Artigo 57.º
EM VIGORProcesso contabilístico da operação
1 - Os beneficiários ficam obrigados a contabilizar os seus custos segundo as normas contabilísticas aplicáveis, respeitando os respetivos princípios e conceitos contabilísticos, critérios de valorimetria e métodos de custeio.
2 - Os beneficiários ficam ainda obrigados a:
a) Organizar o arquivo de forma a garantir o acesso célere aos originais dos documentos de suporte dos lançamentos;
b) Registar nos documentos originais o número de lançamento na contabilidade e a menção do seu financiamento através do FEAC, indicando a designação do POAPMC, o número da candidatura e o correspondente valor imputado;
c) Identificar, para cada operação, a chave de imputação e os seus pressupostos no caso de custos comuns;
d) Elaborar e submeter à autoridade de gestão a listagem de todas as despesas pagas por rubrica do pedido de reembolso e de pagamento de saldo final, de acordo com o modelo definido por aquela entidade.
3 - Nos casos previstos na alínea b) do número anterior, quando não seja possível efetuar o registo nos documentos originais, o beneficiário deve apresentar, sempre que solicitado, o verbete produzido por software de contabilidade adequado do qual constem as referências às contas movimentadas na contabilidade geral e à chave de imputação utilizada.

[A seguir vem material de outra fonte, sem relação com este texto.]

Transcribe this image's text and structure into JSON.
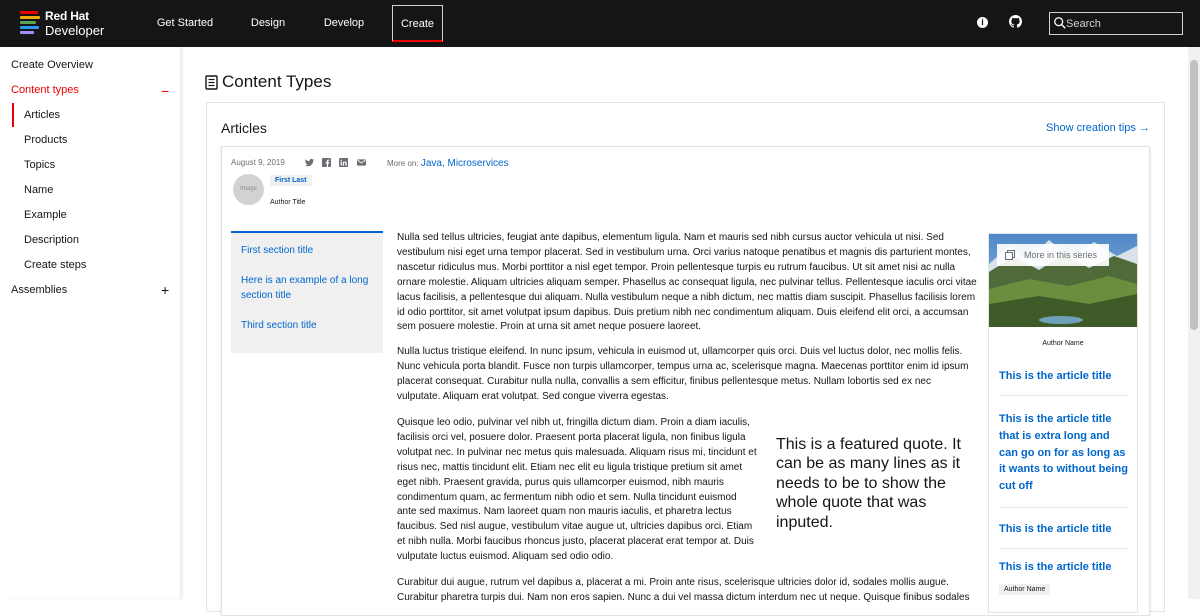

4 - Os beneficiários ficam obrigados a submeter à apreciação e validação por um TOC ou por um revisor oficial de contas (ROC) os pedidos de reembolso e a prestação final de contas, devendo o TOC ou o ROC atestar, no encerramento das operações, a regularidade das operações contabilísticas.
5 - A aquisição de bens e serviços apenas pode ser justificada através de fatura ou documentos equivalentes fiscalmente aceites, sendo o seu pagamento aferido pelo respetivo recibo.
6 - As faturas, os recibos ou os documentos equivalentes fiscalmente aceites, bem como os documentos de suporte à imputação de custos comuns, devem identificar claramente o respetivo bem ou serviço.